Der große Erfolg der IMMOFINANZ im Bereich Fachmarktzentren in Österreich – das Unternehmen ist in Österreich mit rund 120 Standorten die klare Nummer 1 in diesem Marktsegment – wird nun auch nach Zentral- und Osteuropa exportiert. Eine Schlüsselstellung kommt dabei der 2005 erworbenen Fachmarktzentrenkette „Stop Shop” in Ungarn zu, die auf ihrem Heimmarkt von 6 auf 20 Standorte erweitert wird. Die Kette wird künftig auch in anderen Staaten Zentral- und Osteuropas aktiv werden, der Baubeginn für die ersten Standorte in weiteren Auslandsmärkten wird noch heuer erfolgen.
„Kostengünstige Fachmarktzentren sind das attraktivste Marktsegment im Bereich Einzelhandel in Zentral- und Osteuropa und werden in den nächsten zehn Jahren die stärksten Wachstumsraten verzeichnen”, erklärt der zuständige Asset Manager Peter Oesterle. „Während die Hauptstädte bereits einigermaßen mit Einkaufszentren versorgt sind, fehlen moderne Geschäftsflächen in mittleren Städten fast vollständig. Unser Stop-Shop-Konzept passt perfekt, um diese Lücke zu füllen.”

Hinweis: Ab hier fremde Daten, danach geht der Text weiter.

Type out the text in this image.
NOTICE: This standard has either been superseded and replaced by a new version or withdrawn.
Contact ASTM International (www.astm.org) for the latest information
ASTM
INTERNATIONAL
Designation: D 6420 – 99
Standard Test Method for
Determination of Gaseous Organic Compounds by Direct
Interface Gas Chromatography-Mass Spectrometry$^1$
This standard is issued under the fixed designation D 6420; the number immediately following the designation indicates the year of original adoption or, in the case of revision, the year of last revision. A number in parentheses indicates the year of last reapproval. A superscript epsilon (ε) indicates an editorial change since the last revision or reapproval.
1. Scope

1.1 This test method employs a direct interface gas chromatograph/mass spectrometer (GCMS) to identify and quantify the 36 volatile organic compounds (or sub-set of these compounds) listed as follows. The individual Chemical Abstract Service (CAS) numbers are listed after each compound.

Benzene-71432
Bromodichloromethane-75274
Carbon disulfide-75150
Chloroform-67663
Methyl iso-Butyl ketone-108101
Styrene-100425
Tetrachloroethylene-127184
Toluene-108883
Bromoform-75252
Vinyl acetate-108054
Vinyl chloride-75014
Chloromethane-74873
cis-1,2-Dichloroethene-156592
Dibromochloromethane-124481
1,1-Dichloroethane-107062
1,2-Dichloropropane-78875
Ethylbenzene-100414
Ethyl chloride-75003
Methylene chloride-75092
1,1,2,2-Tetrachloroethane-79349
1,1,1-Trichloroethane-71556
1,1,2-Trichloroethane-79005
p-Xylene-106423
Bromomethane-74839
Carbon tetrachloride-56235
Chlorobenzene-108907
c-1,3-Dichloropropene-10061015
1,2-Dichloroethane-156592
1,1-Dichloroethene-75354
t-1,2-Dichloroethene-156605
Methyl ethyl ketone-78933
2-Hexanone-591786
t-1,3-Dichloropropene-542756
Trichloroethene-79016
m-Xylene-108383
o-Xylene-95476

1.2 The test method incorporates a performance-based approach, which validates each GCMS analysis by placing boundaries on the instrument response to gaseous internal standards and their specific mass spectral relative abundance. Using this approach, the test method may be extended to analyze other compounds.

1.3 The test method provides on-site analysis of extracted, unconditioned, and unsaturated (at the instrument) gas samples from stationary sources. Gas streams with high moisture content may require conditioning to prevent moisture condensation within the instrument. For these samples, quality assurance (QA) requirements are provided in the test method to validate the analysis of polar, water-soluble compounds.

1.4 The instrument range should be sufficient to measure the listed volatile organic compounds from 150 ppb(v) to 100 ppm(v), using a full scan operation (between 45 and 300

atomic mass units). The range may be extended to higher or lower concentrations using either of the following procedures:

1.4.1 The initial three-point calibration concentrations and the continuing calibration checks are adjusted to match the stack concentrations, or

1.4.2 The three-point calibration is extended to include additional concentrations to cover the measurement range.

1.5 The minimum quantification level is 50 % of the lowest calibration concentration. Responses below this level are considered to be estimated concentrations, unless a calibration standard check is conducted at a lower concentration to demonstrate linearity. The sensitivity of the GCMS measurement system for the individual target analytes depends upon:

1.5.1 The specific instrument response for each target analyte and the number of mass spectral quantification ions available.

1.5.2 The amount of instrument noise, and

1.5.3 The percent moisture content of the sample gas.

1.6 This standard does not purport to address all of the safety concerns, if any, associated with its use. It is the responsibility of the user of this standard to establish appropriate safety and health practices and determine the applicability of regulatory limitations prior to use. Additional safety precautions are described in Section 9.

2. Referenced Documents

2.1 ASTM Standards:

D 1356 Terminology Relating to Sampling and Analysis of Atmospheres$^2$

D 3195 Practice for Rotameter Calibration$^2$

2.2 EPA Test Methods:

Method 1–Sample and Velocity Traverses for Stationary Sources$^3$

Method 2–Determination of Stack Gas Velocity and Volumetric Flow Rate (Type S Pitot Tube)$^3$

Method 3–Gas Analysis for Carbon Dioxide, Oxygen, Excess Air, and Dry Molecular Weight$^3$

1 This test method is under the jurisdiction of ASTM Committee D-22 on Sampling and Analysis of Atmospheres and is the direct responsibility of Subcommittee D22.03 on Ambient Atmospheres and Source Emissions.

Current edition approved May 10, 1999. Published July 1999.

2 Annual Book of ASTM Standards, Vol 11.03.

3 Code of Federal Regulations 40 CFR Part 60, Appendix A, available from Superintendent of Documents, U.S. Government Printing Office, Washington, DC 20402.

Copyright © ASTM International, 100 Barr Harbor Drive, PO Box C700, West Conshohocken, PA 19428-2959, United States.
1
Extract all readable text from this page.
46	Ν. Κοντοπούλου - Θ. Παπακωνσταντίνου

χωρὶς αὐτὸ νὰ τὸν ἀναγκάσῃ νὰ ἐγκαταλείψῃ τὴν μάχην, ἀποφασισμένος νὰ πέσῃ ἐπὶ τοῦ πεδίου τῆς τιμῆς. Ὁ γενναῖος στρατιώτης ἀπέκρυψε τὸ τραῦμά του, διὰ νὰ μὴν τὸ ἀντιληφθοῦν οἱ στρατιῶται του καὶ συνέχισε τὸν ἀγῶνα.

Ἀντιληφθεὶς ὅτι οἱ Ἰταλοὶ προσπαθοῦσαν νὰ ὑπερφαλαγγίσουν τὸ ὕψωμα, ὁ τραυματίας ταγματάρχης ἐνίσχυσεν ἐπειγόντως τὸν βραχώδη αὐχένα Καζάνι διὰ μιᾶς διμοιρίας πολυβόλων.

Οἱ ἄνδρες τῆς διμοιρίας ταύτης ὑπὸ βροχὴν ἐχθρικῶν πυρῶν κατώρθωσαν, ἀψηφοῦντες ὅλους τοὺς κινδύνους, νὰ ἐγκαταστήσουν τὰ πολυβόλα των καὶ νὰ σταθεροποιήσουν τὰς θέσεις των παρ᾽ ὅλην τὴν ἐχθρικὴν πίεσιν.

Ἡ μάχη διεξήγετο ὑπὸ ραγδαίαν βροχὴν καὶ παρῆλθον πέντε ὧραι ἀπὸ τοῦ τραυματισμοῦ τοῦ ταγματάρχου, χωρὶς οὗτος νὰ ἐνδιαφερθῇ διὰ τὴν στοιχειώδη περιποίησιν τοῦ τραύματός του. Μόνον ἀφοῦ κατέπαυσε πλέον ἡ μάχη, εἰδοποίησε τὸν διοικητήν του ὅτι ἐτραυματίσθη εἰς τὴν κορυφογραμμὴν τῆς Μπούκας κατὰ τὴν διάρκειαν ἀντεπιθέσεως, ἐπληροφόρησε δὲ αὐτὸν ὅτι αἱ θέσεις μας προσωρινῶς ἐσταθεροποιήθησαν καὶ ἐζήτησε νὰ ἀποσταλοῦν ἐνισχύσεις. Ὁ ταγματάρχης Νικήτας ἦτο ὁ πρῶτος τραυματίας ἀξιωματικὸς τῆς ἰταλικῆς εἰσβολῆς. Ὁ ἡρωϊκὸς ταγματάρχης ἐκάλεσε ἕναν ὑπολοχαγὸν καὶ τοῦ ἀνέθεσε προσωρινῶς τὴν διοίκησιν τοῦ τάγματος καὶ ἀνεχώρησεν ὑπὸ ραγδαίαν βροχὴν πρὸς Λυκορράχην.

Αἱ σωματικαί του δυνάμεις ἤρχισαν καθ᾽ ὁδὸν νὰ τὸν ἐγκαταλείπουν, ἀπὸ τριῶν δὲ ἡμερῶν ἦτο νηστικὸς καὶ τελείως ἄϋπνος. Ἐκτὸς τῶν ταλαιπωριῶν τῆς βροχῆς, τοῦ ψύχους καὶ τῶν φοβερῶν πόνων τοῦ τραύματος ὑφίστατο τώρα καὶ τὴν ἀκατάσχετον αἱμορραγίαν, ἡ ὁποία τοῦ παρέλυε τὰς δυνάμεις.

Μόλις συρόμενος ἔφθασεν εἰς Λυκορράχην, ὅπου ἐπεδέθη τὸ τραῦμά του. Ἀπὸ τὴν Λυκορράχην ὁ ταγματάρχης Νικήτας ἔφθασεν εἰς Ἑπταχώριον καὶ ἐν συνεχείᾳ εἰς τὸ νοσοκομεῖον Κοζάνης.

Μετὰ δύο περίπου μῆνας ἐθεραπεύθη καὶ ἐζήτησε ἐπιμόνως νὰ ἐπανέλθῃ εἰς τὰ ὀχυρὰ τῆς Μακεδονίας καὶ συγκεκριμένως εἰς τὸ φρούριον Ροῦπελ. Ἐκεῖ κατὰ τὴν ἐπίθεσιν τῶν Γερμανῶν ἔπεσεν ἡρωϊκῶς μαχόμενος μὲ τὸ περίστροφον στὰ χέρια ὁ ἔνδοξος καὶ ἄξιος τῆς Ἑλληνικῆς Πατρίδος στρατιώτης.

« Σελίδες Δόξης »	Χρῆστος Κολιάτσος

Konkrete Vorbereitungen laufen mittlerweile für die Expansion nach Tschechien, Polen und Rumänien. In Tschechien sollen zehn Zentren errichtet werden, im Herbst wird der Baubeginn für die ersten Einheiten erfolgen. In Polen und Rumänien wird an einem Netzwerk mit je 20 Standorten gearbeitet, dort fällt der Startschuss in knapp einem Jahr. In der Slowakei entstehen sechs Zentren unter dem Namen Bigbox.
Stop-Shop-Standorte verfügen über 7.000 bis 14.000 m² Nutzfläche und einen standardisierten Mietermix mit Textil, Schuhen, Drogerieprodukten und Elektro. Durchschnittlich werden rund 20 Mio. Euro pro Center investiert.